Noticing the commotion, a police officer came over, but instead of rescuing them, he handed the farmer a firefighter’s axe.
“Come with us,” ordered the farmer.
&nb
sp; They could no longer refuse. As the farmer led them away, Drake gave Tonya a sideways look. “What do they want us for?”
“Arson.” The farmer brandished his axe. “Keep walking.”
“Waldock can kill me discreetly in the fire,” said Tonya. “When they dig me out of the ashes, Waldock can call me a criminal.”
“Why did you set the trees on fire?” Drake asked.
“To stop the Entity from rising. I had to burn Him while he was still underground, but I failed. The Entity will rise and Waldock with It.”
“So? We can take him.” Drake pretended to throw a punch.
“I’m so sorry to get you mixed in this.”
At the Western Gate she told the farmer, “You aren’t going to be able to breathe in there.

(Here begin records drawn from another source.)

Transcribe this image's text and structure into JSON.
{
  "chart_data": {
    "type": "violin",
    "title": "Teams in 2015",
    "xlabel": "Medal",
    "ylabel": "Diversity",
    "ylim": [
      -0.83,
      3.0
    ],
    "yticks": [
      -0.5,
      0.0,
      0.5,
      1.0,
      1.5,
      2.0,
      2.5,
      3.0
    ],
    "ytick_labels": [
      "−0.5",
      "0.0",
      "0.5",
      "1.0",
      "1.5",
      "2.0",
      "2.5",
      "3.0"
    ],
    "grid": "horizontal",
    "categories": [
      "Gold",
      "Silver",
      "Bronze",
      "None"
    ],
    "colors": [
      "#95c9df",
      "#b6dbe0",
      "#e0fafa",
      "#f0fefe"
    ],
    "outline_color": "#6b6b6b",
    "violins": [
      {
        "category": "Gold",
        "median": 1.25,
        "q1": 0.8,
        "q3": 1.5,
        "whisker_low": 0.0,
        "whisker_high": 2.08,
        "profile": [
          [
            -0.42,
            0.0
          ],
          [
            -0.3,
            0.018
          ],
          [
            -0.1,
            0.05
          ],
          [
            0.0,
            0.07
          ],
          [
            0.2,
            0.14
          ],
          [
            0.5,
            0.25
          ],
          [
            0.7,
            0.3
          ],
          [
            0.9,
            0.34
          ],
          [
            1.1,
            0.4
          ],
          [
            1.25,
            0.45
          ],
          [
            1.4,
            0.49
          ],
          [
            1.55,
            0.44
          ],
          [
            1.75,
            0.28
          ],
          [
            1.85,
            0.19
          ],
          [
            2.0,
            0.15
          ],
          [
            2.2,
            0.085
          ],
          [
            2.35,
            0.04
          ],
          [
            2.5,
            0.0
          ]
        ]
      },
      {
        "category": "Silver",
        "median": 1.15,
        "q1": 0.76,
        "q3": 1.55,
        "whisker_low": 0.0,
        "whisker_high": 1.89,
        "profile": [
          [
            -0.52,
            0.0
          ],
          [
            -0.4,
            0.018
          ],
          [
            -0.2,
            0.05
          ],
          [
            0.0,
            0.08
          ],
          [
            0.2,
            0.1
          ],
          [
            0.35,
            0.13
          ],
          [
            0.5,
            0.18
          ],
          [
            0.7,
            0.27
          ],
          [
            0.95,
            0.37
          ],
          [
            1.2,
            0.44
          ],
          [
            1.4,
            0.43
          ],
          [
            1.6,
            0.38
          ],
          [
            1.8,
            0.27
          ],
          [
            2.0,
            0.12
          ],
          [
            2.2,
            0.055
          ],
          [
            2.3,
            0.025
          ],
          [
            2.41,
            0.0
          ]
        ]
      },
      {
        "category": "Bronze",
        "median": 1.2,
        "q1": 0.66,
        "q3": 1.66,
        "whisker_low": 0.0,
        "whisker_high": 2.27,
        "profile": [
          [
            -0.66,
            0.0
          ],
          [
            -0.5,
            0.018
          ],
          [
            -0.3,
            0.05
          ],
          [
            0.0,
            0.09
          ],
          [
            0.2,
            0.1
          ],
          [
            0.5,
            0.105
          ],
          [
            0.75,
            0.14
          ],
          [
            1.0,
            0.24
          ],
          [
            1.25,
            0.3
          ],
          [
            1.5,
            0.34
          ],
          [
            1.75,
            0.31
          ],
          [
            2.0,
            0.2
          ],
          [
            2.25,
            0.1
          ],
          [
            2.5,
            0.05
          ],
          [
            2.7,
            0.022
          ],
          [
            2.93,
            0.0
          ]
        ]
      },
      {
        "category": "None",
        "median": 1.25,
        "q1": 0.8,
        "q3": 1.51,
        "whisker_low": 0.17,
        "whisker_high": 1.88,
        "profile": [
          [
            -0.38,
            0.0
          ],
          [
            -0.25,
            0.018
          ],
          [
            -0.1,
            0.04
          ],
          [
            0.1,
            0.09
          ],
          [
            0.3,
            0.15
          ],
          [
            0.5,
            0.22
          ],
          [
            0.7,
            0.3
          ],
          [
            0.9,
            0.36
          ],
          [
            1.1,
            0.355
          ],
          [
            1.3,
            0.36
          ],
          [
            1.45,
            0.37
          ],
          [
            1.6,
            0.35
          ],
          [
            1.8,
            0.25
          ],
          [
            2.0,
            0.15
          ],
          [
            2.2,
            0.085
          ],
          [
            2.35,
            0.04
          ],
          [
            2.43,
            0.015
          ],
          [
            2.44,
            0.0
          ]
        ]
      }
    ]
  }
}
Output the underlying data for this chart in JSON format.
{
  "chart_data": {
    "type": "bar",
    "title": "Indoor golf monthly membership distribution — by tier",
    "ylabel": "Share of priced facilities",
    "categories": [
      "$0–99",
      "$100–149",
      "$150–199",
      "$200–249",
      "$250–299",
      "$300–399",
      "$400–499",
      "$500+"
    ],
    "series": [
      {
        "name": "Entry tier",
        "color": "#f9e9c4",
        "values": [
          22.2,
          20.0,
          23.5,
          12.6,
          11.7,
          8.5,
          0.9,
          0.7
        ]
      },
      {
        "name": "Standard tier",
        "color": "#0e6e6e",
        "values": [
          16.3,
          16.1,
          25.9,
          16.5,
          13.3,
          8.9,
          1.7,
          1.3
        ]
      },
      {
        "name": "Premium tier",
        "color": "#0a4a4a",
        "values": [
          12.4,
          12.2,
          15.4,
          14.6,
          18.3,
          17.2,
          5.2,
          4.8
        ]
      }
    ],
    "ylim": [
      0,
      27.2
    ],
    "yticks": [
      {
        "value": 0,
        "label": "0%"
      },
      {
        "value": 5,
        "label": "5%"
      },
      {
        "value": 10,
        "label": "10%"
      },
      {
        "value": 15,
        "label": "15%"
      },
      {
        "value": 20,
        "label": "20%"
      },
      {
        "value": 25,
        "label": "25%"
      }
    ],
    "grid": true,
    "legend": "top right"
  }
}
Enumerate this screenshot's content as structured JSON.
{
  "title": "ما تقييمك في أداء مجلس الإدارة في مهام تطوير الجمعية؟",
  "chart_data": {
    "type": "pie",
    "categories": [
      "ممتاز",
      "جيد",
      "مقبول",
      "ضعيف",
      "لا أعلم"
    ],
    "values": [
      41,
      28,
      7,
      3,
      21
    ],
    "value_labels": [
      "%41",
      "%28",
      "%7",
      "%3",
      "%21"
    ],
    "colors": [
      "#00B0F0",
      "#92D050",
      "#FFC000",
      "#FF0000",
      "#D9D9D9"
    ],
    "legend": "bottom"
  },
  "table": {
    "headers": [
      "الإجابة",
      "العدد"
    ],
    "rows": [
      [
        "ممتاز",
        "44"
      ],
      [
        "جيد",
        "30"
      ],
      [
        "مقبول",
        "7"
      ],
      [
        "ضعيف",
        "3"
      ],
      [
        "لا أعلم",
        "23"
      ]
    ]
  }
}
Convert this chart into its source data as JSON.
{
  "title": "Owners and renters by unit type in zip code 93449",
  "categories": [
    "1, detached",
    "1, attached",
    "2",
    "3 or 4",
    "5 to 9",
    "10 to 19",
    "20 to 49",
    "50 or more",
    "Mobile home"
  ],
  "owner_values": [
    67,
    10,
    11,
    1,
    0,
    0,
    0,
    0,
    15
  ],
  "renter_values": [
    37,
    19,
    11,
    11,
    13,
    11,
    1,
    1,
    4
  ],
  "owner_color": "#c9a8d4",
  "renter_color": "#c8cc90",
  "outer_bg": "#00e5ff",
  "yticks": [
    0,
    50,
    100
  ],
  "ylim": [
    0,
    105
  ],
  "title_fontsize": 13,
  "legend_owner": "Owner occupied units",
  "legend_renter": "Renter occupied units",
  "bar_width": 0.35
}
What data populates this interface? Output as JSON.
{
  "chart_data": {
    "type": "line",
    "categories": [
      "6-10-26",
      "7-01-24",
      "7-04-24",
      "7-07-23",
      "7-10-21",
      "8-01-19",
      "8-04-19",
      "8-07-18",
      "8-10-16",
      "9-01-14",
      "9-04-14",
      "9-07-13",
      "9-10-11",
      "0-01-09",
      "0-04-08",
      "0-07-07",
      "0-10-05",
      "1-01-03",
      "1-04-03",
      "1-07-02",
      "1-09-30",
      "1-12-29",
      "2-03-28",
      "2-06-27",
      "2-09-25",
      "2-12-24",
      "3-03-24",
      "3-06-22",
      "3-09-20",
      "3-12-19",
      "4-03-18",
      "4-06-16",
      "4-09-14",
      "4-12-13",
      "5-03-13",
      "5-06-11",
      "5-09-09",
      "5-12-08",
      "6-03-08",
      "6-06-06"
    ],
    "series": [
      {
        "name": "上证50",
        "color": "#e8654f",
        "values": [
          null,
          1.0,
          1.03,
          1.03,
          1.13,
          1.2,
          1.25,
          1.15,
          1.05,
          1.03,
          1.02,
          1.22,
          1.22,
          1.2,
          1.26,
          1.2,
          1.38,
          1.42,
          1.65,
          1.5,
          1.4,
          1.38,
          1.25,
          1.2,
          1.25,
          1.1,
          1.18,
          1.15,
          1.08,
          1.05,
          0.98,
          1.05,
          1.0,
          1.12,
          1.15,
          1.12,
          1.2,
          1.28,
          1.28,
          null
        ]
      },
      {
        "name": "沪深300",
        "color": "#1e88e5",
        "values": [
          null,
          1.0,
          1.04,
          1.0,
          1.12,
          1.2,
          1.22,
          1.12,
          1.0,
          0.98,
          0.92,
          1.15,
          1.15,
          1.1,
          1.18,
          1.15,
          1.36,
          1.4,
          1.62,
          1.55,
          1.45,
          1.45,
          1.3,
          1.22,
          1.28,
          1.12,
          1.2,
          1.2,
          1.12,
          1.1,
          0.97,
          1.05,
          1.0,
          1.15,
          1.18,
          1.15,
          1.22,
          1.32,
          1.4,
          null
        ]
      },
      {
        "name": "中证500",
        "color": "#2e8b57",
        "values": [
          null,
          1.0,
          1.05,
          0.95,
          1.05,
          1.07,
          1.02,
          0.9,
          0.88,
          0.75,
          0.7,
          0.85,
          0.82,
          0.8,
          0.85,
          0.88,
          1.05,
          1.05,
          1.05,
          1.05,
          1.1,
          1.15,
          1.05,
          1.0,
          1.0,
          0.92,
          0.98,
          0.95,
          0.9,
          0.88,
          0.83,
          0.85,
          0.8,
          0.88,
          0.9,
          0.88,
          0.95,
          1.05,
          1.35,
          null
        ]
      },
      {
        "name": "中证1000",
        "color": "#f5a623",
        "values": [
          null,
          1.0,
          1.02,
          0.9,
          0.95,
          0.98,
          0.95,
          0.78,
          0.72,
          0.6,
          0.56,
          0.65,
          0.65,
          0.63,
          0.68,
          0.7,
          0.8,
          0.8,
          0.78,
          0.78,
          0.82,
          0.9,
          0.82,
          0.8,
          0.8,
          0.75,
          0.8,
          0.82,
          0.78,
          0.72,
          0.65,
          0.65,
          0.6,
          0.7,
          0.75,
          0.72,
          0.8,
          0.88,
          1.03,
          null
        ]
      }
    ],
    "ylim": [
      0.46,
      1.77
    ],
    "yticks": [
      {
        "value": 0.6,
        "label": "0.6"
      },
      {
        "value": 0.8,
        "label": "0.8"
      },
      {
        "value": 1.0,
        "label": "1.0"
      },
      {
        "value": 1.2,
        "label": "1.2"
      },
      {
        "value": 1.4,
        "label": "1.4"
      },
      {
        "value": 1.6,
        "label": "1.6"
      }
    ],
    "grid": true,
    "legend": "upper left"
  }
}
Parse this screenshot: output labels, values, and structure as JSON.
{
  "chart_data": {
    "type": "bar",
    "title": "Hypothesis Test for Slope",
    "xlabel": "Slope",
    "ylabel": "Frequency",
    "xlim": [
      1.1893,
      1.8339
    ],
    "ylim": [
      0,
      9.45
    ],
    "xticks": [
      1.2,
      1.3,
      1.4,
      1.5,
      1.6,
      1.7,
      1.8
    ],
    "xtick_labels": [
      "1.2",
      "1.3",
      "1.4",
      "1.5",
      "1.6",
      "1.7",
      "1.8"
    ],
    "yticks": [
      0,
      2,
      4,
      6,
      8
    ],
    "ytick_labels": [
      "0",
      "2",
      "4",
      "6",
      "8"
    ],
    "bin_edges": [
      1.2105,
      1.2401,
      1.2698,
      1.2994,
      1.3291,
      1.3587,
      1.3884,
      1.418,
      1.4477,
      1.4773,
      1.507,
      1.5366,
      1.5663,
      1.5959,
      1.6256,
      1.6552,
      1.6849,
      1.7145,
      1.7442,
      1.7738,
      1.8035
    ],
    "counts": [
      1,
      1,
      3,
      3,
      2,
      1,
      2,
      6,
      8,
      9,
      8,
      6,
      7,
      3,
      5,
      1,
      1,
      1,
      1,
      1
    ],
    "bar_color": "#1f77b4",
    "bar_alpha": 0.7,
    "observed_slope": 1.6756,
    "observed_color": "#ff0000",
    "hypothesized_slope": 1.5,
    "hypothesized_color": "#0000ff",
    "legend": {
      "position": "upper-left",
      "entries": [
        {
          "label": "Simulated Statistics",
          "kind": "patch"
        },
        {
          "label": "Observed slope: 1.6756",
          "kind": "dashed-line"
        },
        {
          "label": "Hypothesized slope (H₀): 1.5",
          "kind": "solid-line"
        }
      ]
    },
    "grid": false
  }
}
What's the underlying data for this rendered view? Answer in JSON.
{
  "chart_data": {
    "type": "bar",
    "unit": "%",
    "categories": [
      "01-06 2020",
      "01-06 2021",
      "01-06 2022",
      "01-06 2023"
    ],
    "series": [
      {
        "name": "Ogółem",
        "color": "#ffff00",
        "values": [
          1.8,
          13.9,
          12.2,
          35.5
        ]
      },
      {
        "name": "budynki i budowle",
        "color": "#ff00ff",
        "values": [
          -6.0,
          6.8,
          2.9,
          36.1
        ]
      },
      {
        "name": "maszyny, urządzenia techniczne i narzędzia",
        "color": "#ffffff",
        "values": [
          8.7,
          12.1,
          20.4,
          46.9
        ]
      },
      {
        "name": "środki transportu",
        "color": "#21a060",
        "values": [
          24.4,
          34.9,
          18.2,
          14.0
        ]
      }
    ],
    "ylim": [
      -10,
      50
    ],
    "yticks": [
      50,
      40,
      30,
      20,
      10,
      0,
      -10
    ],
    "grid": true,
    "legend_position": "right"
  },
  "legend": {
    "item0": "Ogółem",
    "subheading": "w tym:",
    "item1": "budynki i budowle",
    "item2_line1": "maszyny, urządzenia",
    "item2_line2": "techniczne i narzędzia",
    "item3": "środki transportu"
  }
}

I barely got out alive.”
“The firefighters are putting it out,” he said.
Tonya watched jets of water spray into the inferno but if it was making a difference she couldn’t see it. The water turned into steam on contact. All the trees and grass were aflame. If they couldn’t extinguish it before the wind changed, it could spread northeast across campus or west into Loon Lake Village.
“Shouldn’t you be rescuing people?” Tonya stopped and faced the farmer, hands on hips. The skin on the palms of her hands smarted with blisters.
“Time to pay for your crimes.”
Tonya’s will to fight drained away. What had she done? She thought the fire would burn the Entity in the ground and prevent him from taking physical form. Instead, she destroyed the Ash. Who knew what terrible energies would fester in the cemetery without the Ash to draw them out?
“Len was right about you.” The farmer glowered, stained teeth against a berry brown face. “Your death in the fire today will be justice.”
COOKING PIT
The farmer forced Tonya and her friends to trudge through gray ash speckled with embers. Making their way over and around fallen trees smudged their faces and blackened Tonya’s tender hands.